She lowered her eyes for an instant. "I think I understand, Braden," she said, looking up to meet his gaze unwaveringly. Her voice was low, even husky. She saw finality in his eyes.
"He seemed to feel that I ought to know of the clause I mention," explained Braden dully. "Perhaps he thought it would—it might be an inducement to me to—to go ahead. God! What a thought!"
"He allowed you to read it?"
"A copy, last night. The real instrument was produced to-day by Judge Hollenback at my request, and the change was made in the presence of witnesses."
"Where is it now?"
"Judge Hollenback took it away with him. That's all I know about it."
"I am sorry," she said, a queer glint in her eyes. "Sorry he took it away with him, I mean. There is nothing I can do—now."
She sent for her mother that night. The next morning Simmy Dodge came down with George Tresslyn, who steadfastly refused to enter the house but rode to the hospital with his mother and sister in Simmy's automobile. Anne did not see Braden again after that momentous interview in the library. He had effaced himself.
Now she sat in the window looking down into the street, dull and listless and filled with the dread of the future that had once looked so engaging to her. The picture that avarice and greed had painted was gone. In its place was an honest bit of colour on the canvas,—a drab colour and noteless.

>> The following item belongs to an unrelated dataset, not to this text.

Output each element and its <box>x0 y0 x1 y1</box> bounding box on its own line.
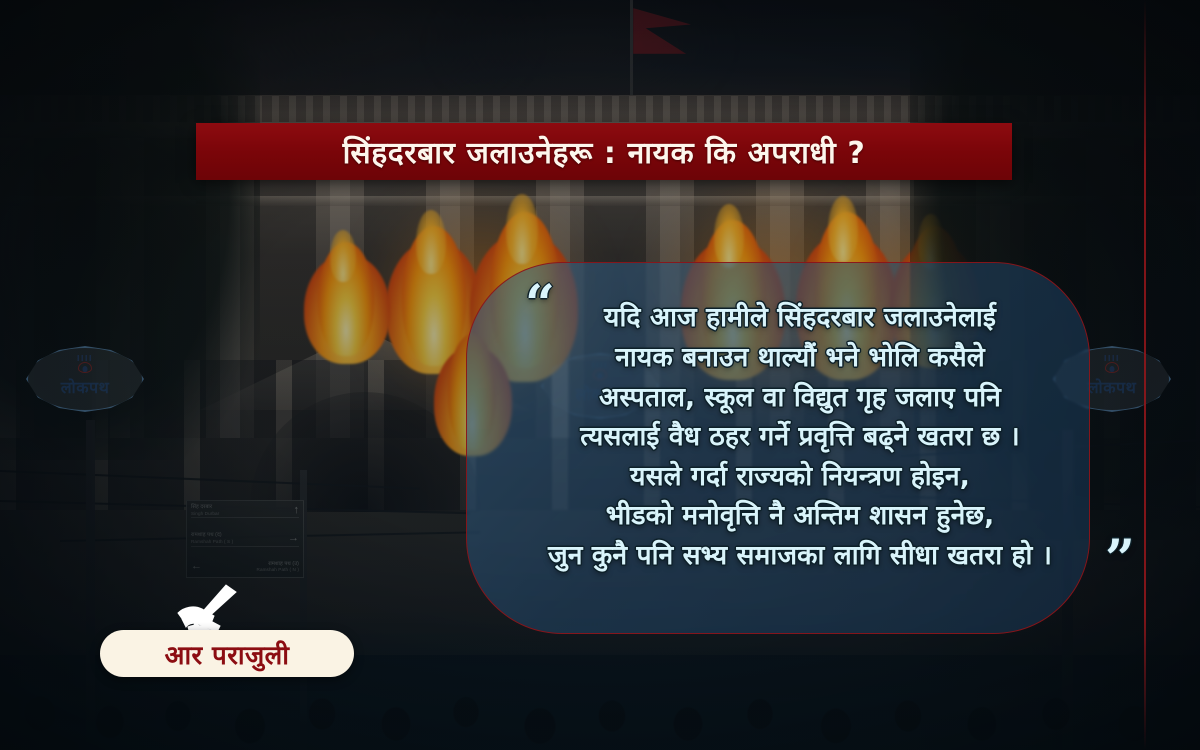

Mrs. Tresslyn, unmoved and apparently disinterested, ran idly through the pages of an illustrated periodical. Her furs lay across a chair in the corner of the room. They were of chinchilla and expressed a certain arrogance that could not be detached by space from the stately figure with the lorgnon. The year had done little toward bending that proud head. The cold, classic beauty of this youngish mother of the other occupants of the room was as yet absolutely unmarred by the worries that come with disillusionment. If she felt rebellious scorn for the tall disappointment who still bore and always would bear the honoured name of Tresslyn she gave no sign: if the slightest resentment existed in her soul toward the daughter who was no longer as wax in her hands, she hid the fact securely behind a splendid mask of unconcern. As for the old man upstairs she had but a single thought: an insistent one it was, however, and based itself upon her own dread of the thing that was killing him.